Distributed Data Networks with GaianDB

2010-10-31

Technology

Databases , NoSQL

This weekend has been a rather fascinating one. It was BathCamp 2010 where I gave a couple of different talks on Scala and NoSQL and also listened to others talk about new and interesting tech. One of those talks was by Dale Lane from IBM about their AlphaWorks project GaianDB

Firstly, a very interesting talk by Dale. I have monitored the NoSQL space for the past 18 months with a close eye. The way in which we are building applications and the scale to which we as developers have to take said apps is really reaching new, dizzying heights - these are exciting times. With that said, GaianDB was a new one on me, and very out of left field.

So what is this thing?

Well, I must say that the “DB” part of the name feels a little wrong, as Gaian is essentially a way of treating lots of heterogeneous distributed data stores as one, coherent unit that can be queryered and accessed from any part of the “network”. IBM claim that Gaian was:

biologically inspired in that it strives to minimize network diameter and maximize connections to the most fit nodes. GaianDB advocates a flexible “store locally, query anywhere” (SLQA) paradigm.

This strikes me as pretty interesting for several reasons:

Today is the age of the supposed “cloud” where centralised data storage and large scale applications rule. It takes a brave team to buck that trend and go for a strategy that is different.
Being connected all the time, anywhere, with anything is, alas, still a dream. There are many business situations and organisations that are physically unable to be connected all the time perhaps because it simply is not practical for either cost or network performance reasons.
Whilst technically possible to hold large volumes of data centrally, for a lot of telemetry-style applications this may not actually be the best route.
With more and more people/things becoming “connected”, having a system that can be both independent and collectively connected seems… interesting.
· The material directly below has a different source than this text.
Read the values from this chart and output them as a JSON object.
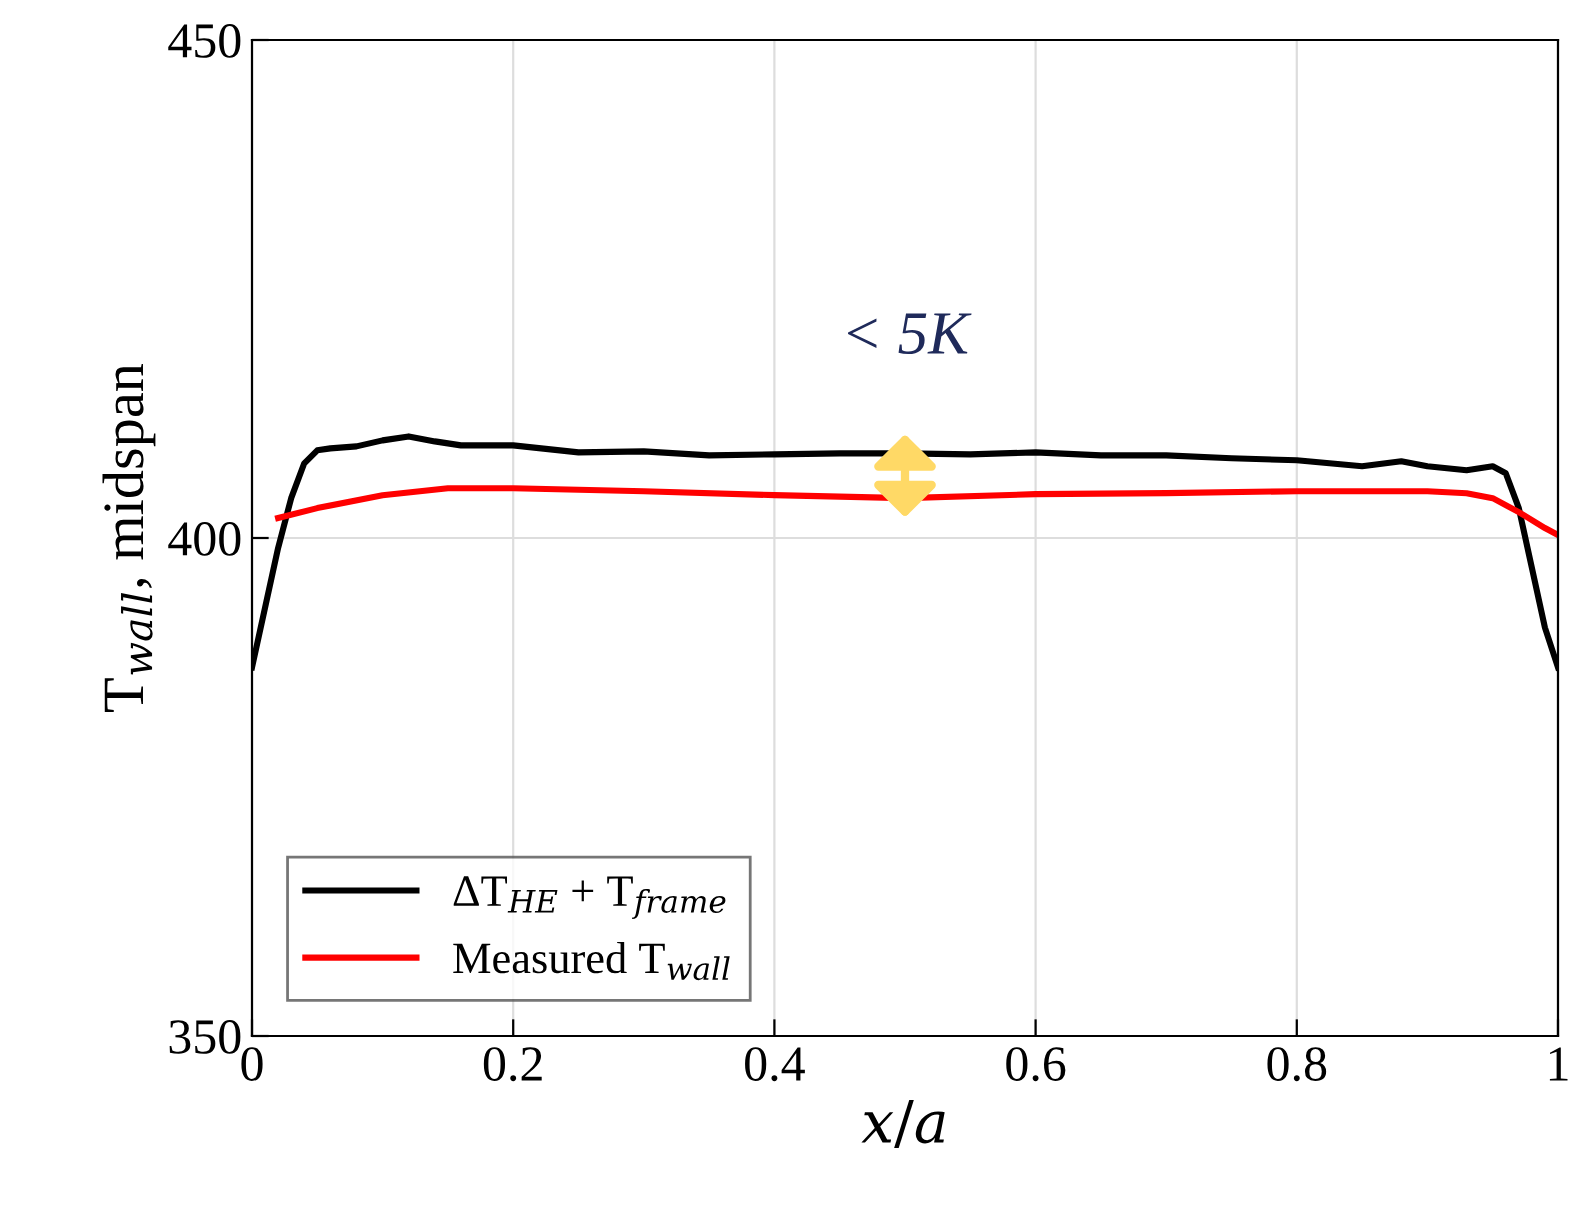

Here’s an example of Gaian nodes within a visualisation system:

Some Figures (from IBM)

Given 1000 Gaian network nodes, and one million rows of data the following was recorded:

Query Time - We are able to query all 1000 nodes in about 1/8 second. The results show that the query time grows logarithmically - in other words as you add more and more databases, the increase in query time slows down, providing excellent scaling. The way that a Gaian Network is grown from individual nodes automatically ensures this behaviour.
Fetch Time - We are able to fetch 1 million rows of data in under 5 seconds. The fetch time is proportional to the amount of data returned so that if you fetch twice the data it takes twice as long regardless of which of the 1000 nodes the data resides in. The Gaian Database actively pre-fetches the data from all the nodes to achieve this scalability
Concurrent Queries - I injected queries from up to 40 nodes at the same time, the Gaian Database showed that it could handle these queries robustly with a modest increase in the query time due to running out of available processor time on our test platform.

Tentative Conclusion

For some unbeknownst reason, I do find this sort of thing really interesting. I think there are a bunch of use cases where this type of workflow could be come useful - I mean, its essentially like skynet… small pieces of tech that can comunicate to other pieces of near-by tech and also be commanded as a large whole. To that end, I’ll be keeping an eye on this project to see how things evolve over time and pondering some other use cases for such a technology. Who knows, perhaps we’ll see some kind of interactive advertising that merges RFID and smart telemetry over similar data networks to taylor customer experiences or something.